Director of Puerto Rico power company resigns

FILE - In this Oct. 17, 2017 file photo, a boy accompanied by his dog watches the repairs of Guajataca Dam, which cracked during the passage of Hurricane Maria, in Quebradillas, Puerto Rico. Experts said on Thursday, Nov. 16, 2017, that Puerto Rico could face nearly two decades of further economic stagnation and a steep drop in population as a result of Maria. (AP Photo/Ramon Espinosa, File)

SAN JUAN, Puerto Rico (AP) — The director of Puerto Rico’s power company resigned on Friday amid ongoing blackouts and scrutiny of a contract awarded to a small Montana-based company to help rebuild the electric grid destroyed by Hurricane Maria.

Puerto Rico’s Electric Power Authority said Ricardo Ramos presented his letter of resignation to the company’s board effective immediately.
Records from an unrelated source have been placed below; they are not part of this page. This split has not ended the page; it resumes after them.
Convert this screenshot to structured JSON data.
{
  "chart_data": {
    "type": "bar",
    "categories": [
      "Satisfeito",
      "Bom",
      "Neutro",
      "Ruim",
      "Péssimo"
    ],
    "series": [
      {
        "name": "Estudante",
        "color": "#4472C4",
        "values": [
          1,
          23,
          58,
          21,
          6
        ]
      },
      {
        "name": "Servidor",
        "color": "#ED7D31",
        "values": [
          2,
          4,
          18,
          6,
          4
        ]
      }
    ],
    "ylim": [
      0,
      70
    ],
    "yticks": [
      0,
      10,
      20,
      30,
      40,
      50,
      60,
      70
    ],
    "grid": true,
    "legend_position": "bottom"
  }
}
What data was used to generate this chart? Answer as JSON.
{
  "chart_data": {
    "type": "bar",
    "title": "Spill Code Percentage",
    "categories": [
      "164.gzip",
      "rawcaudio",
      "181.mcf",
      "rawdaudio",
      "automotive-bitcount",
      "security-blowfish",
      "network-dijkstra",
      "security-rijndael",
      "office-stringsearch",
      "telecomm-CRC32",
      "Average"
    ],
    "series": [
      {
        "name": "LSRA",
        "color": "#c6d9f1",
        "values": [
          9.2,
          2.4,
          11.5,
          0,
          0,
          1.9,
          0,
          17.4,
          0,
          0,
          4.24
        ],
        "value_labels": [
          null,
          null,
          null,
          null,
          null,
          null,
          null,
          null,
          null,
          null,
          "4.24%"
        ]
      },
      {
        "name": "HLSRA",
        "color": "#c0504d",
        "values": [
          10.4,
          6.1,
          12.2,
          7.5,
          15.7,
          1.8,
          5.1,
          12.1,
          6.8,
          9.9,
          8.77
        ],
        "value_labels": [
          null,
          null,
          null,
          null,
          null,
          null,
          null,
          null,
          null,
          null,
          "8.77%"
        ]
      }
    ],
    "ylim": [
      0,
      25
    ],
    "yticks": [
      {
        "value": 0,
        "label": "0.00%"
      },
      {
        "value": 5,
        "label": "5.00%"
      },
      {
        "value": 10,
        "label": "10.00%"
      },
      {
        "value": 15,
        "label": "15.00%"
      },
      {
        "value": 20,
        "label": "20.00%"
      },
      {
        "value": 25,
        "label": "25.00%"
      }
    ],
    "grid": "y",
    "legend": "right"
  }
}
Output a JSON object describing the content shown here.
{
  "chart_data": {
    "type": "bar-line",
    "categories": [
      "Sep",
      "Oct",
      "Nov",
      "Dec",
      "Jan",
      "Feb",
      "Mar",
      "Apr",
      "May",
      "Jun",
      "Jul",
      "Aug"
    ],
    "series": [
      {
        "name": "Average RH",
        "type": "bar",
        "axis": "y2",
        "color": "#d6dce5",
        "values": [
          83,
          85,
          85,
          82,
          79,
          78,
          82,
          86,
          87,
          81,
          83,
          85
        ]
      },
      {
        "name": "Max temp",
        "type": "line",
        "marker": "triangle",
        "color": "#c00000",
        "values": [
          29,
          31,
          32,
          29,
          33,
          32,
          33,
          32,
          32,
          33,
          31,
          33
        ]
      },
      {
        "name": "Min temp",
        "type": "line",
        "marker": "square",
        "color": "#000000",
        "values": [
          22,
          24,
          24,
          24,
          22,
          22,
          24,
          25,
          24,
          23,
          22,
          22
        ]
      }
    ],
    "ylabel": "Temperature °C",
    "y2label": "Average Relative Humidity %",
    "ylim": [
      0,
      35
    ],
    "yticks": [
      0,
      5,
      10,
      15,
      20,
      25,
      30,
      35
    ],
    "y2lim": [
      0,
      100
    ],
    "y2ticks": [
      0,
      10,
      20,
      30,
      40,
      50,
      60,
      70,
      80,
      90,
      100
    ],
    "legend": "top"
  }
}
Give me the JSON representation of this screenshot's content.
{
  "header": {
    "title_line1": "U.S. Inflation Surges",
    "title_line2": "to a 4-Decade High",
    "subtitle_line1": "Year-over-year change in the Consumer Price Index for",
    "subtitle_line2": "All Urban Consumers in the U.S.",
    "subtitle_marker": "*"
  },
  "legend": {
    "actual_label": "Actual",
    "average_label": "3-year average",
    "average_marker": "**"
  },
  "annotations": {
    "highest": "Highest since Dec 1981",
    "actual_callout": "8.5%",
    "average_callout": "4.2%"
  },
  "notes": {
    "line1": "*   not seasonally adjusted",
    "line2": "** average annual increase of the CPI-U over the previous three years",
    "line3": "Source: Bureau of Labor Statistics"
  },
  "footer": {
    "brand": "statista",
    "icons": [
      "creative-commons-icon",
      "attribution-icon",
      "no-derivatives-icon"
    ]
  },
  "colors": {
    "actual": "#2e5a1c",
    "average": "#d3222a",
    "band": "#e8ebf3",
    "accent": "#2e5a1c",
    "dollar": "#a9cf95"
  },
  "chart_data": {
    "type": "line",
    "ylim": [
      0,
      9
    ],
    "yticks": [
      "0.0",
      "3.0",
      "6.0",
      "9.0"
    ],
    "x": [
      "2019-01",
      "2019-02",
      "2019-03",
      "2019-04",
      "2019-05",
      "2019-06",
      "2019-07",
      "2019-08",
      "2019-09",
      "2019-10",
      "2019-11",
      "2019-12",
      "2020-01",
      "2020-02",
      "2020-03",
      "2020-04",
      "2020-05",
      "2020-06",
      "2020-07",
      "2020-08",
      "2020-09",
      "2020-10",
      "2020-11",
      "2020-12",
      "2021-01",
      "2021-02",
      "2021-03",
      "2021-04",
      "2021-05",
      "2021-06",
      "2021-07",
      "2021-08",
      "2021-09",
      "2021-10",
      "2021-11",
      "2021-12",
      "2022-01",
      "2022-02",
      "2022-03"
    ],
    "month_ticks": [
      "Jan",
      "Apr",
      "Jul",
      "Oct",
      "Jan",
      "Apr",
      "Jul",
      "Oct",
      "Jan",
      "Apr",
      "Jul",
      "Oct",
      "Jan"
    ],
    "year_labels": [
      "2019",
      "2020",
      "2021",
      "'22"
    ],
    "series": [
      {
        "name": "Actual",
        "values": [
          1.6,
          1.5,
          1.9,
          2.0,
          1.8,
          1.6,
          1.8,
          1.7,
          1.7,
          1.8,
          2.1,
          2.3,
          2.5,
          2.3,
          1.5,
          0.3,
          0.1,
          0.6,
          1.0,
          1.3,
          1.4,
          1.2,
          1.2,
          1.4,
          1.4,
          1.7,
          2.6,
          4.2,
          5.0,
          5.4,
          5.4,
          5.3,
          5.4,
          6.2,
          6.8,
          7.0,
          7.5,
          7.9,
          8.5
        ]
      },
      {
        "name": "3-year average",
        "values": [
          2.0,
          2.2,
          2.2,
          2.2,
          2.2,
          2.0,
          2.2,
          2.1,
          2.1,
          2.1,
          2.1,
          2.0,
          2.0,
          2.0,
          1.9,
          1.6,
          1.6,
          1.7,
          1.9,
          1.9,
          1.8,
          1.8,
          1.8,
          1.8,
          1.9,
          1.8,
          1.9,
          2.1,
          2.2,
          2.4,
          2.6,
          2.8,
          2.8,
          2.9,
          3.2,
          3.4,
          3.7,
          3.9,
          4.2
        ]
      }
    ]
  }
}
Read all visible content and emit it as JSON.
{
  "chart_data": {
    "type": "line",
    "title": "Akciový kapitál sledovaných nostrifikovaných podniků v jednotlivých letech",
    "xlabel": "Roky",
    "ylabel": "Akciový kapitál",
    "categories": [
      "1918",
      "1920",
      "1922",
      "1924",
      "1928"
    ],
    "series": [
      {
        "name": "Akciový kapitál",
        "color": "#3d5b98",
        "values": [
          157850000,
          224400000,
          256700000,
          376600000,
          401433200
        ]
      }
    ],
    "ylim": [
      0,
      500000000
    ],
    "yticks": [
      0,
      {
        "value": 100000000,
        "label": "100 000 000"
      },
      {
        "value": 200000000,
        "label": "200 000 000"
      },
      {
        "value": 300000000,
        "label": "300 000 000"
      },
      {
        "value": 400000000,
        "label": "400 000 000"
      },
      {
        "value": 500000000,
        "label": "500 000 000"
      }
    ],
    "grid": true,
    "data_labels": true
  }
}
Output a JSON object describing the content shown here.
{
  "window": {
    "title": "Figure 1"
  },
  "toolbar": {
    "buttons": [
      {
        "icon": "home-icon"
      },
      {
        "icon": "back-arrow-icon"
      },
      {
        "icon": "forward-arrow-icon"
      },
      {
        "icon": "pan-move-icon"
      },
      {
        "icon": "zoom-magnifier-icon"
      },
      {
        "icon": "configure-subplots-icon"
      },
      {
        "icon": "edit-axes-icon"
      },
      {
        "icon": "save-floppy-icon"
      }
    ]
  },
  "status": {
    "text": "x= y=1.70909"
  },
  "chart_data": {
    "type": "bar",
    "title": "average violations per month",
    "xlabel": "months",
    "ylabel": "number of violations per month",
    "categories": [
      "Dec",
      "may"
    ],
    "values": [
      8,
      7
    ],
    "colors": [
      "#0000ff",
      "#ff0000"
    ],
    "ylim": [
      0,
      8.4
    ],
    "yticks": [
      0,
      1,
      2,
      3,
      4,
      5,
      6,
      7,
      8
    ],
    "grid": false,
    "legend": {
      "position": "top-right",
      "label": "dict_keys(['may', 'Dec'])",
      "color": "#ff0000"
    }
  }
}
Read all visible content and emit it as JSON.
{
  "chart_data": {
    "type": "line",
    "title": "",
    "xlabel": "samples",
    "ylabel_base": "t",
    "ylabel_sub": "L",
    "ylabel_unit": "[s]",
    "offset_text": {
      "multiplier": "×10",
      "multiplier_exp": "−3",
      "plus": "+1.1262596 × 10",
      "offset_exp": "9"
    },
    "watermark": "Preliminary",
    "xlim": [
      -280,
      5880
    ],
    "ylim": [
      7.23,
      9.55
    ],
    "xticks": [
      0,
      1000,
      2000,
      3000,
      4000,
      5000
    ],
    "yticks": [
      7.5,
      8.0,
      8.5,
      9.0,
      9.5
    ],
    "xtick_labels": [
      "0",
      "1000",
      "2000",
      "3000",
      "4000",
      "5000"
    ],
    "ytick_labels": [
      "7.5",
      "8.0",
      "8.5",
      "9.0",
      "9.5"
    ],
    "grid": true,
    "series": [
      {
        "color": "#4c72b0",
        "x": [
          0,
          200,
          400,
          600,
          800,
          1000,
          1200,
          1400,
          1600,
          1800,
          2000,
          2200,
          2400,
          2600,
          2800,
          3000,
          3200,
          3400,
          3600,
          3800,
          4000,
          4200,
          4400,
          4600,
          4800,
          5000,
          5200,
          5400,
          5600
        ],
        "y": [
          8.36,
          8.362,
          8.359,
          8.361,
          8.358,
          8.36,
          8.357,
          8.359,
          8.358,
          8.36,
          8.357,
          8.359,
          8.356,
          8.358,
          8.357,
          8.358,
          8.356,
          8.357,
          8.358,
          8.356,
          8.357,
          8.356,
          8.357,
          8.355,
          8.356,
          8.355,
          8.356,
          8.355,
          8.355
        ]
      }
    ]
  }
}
Officials said Ramos would soon provide additional information.

Gov. Ricardo Rossello briefly told reporters that Ramos is a professional who worked hard to bring power back to Puerto Rico, but that “there were a series of distractions, and a decision was taken to go in another direction.”

“That resignation was taken … in the best interest of the people of Puerto Rico,” he said, adding that an interim director would soon be appointed.

Ramos testified before a U.S. Senate committee earlier this week about a $300 million contract awarded to Whitefish Energy Holdings that has since been canceled. The contract is undergoing a local and federal audit.

Prior to the announcement of Ramos’ resignation, local newspaper El Vocero had reported on Friday that Ramos had awarded a nearly $100,000 contract to an attorney for consulting work just days after Hurricane Irma brushed past Puerto Rico. It was the same attorney Ramos previously had tried to appoint as sub-director of the power company. Rossello said that contract also will be reviewed.

More than 20 of Puerto Rico’s 78 municipalities remain without power nearly two months after Maria hit the U.S. territory as a Category 4 hurricane. A major blackout occurred on Wednesday just as the government had announced it had reached 50 percent of power generation. Two more large blackouts have since been reported as crews work to restore power.

Rossello has said he anticipates 80 percent power generation by end of November and 95 percent by mid-December. However, the U.S. Corps of Engineers has said it expects 75 percent power generation by end of January.